Following our weekend snow event earlier this month, it is clear that the problem of salt usage on icy or snowy roads has not been solved.
Management 101 tells us that we must capture data to fully understand this problem. Up until now we have been throwing salt around with only gross estimates available to tell us how much is being used.
Salt costs $58 per ton. It is so cheap that we throw it everywhere; we spread it even in the chance that we might have snow or ice. Unfortunately, salt has many hidden costs:
- It kills fish and vegetation in and along our streams;
- It raises the salt content in our drinking water (bad for folks with high blood pressure or kidney disease);
- It corrodes our bridges and roads ($5 billion in annual repairs);
- It corrodes our pipes (multiple pipes burst each year); and
- It corrodes our cars (multiple muffler shops can attest to this).
At minimum, we need to understand how much salt is being distributed each year. The industry standard is pounds per single–lane mile. In Maryland, no one collects information like this.
If you ask a government jurisdiction, you will get a response such as, “X tons were put down on January 15.” At the city and county level, capturing this data might be as difficult as perhaps using requiring clip boards on each truck distributing salt. And in a state with varied climate zones, this kind of tracking can be more difficult, requiring better organization.

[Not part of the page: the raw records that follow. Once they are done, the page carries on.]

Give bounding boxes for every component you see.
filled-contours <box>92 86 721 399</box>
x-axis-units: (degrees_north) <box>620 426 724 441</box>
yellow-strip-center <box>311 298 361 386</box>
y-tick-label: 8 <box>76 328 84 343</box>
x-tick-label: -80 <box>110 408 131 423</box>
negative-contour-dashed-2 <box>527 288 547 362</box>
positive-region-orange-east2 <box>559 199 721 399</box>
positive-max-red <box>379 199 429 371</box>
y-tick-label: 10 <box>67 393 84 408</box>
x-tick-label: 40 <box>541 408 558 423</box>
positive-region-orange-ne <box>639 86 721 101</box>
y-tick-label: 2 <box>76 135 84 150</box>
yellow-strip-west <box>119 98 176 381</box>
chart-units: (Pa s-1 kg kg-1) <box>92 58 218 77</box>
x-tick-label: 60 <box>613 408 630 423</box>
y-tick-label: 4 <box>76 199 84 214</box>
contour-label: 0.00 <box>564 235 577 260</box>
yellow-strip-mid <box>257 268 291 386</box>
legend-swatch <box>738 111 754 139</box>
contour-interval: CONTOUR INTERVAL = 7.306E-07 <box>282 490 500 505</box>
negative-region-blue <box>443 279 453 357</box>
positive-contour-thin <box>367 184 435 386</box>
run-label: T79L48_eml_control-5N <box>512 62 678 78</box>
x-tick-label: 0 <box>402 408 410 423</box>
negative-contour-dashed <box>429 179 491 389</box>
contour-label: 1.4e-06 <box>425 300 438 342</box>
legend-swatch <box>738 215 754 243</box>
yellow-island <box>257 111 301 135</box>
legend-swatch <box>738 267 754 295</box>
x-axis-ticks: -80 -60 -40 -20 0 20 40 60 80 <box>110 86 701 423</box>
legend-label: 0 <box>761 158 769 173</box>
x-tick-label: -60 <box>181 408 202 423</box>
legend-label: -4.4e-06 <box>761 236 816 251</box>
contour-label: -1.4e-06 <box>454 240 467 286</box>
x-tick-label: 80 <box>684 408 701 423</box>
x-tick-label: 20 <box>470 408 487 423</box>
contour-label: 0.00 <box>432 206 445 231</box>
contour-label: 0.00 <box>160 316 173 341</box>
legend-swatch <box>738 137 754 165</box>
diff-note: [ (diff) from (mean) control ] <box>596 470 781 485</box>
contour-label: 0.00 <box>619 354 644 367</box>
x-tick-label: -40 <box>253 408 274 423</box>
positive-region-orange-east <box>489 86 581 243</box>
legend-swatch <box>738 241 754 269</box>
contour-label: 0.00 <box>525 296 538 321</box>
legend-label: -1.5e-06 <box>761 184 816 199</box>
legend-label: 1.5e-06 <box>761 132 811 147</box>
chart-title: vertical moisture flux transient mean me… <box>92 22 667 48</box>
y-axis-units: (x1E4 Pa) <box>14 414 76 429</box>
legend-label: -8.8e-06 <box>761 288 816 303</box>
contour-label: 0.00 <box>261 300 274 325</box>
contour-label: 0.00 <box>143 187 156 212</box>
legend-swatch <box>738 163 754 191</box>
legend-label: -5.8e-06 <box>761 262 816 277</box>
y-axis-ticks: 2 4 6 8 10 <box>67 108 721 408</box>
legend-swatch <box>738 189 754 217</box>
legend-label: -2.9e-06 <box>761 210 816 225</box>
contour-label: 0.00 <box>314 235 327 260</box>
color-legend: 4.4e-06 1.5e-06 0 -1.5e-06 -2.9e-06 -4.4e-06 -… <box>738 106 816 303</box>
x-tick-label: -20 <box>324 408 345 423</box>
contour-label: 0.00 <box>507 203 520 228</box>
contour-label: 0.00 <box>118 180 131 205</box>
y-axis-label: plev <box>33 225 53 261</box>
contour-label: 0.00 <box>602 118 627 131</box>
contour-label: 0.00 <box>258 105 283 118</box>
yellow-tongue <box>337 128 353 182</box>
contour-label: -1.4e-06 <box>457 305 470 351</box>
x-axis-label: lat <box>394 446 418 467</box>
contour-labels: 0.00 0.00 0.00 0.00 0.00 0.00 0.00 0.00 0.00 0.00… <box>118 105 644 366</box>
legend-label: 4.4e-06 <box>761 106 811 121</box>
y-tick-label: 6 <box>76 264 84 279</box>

For each winter event, government organizations and private distributors need to be able to accurately report that that X pounds per single lane was distributed in Area Y (e.g., the city of Rockville) in response to a winter storm with Z inches of snow. Without capturing this, it’s impossible to tell whether we are being good stewards of our environment.
We need to be smart when distributing salt. Clearly major roads, dangerous intersections and emergency routes need to be safe. But my flat dead-end street, after the city has brined and plowed my street, does not need additional salt.
There are many ways that we can cut the amount of salt that we are distributing. We could:
- Not salt flat sections of roads that will be naturally dry the next day;
- Not salt empty sections of parking lots;
- Block off low-use roads or parking areas until the snow has melted;
- Not salt every single lane mile (many two-lane roads might only need one lane salted);
- Use more brine or salt alternatives (or mix sand with salt);
- Require salt applicators to track salt usage (see MD Legislation – SB0246 and MD Legislation – HB0371); and
- Provide liability protection to private contractors who distribute salt appropriately.
Improved salt management is one key to fixing this problem. We must know how much salt we are distributing per single-lane mile. Gross estimates—tons used on a specific date—is a crude start, but not enough to compare usage from year to year, whether improvements were made, or not.